6 BALDI Un grave errore in disimpegno, che rischia di costare un gol, poi la solita onesta prova in marcatura.
6,5 ANTONELLI Una sola sbavatura, nel contesto di una prova ancora una volta molto solida al centro della difesa.
6 ZANANDREA Arena lo fa soffrire, lui se la cava quasi sempre. Esce per infortunio poco dopo metà ripresa.
SV FABRIANI 31’ st Un quarto d’ora in campo. Troppo molle, anche se riceve una spintarella, in occasione dell’azione che porterà al terzo gol aretino.
5,5 ZECCA La fascia destra è molto ben presidiata dagli aretini e per lui le opportunità per accendere il motore sono limitatissime.

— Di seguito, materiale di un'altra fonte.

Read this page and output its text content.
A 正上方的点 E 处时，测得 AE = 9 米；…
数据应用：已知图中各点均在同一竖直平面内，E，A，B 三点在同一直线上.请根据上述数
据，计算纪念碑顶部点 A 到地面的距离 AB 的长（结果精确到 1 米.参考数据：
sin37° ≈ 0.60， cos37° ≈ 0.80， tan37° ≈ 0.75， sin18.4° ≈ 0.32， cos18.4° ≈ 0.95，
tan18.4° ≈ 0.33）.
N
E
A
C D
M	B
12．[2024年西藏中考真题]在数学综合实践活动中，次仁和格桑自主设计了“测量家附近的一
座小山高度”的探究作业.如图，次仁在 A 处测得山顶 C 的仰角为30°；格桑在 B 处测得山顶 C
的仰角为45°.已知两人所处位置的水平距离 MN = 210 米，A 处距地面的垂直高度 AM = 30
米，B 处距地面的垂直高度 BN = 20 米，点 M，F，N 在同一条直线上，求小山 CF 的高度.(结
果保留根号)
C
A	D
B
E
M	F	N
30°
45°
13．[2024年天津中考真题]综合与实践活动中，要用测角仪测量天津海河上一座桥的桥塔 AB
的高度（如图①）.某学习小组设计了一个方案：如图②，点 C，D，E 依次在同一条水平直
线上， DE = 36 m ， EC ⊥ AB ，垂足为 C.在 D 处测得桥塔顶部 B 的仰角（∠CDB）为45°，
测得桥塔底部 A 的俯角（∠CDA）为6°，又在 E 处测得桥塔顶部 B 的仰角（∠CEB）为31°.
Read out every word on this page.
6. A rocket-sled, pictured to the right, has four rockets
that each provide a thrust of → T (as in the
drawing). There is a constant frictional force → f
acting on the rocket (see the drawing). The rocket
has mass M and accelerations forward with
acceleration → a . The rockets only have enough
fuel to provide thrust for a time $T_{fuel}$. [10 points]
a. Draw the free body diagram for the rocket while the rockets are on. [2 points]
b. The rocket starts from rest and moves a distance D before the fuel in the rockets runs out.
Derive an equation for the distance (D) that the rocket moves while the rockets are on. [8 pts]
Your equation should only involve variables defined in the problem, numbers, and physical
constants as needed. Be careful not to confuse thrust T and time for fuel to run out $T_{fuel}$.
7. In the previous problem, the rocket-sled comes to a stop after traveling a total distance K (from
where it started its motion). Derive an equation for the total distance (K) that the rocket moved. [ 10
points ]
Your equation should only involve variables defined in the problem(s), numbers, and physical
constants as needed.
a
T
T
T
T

SV MASALA dal 20’ st In campo in una fase complicata, fa il suo senza incidere.
6,5 BRENTAN Schierato al posto dello squalificato Giorico, gioca una partita abbastanza ordinata, cresce col passare dei minuti e
5,5 MASTINU Il capitano prova in tutti i modi ad accendersi ma nonostante l’impegno non riesce a incidere come sa.
SV DIAKITE dal 25’ st Solo qualche giocata spalle alla porta, lontanissimo dalla porta avversaria
SV ZAMBATARO Si fa male a una caviglia nel riscaldamento, stringe i denti ma deve uscire quasi subito senza essere mai entrato nel vivo del gioco
6 LIVIERO dal 26’ pt Entra in corsa e si va a posizionare sulla fascia sinistra. Suo l’assist per il gol di Di Stefano.
6 SALA Subito una grande giocata che innesca Sorrentino, poi come sempre un numero infinito di chilometri percorsi. Nel complesso, meno brillante di altre volte.
6 SORRENTINO Subito attivissimo sul fronte offensivo, lotta e aiuta la squadra anche lontano dalla porta avversaria.
6 DI STEFANO Tocca pochi palloni, ma è bravo a trasformare in gol la prima e unica occasione che capita sui suoi piedi.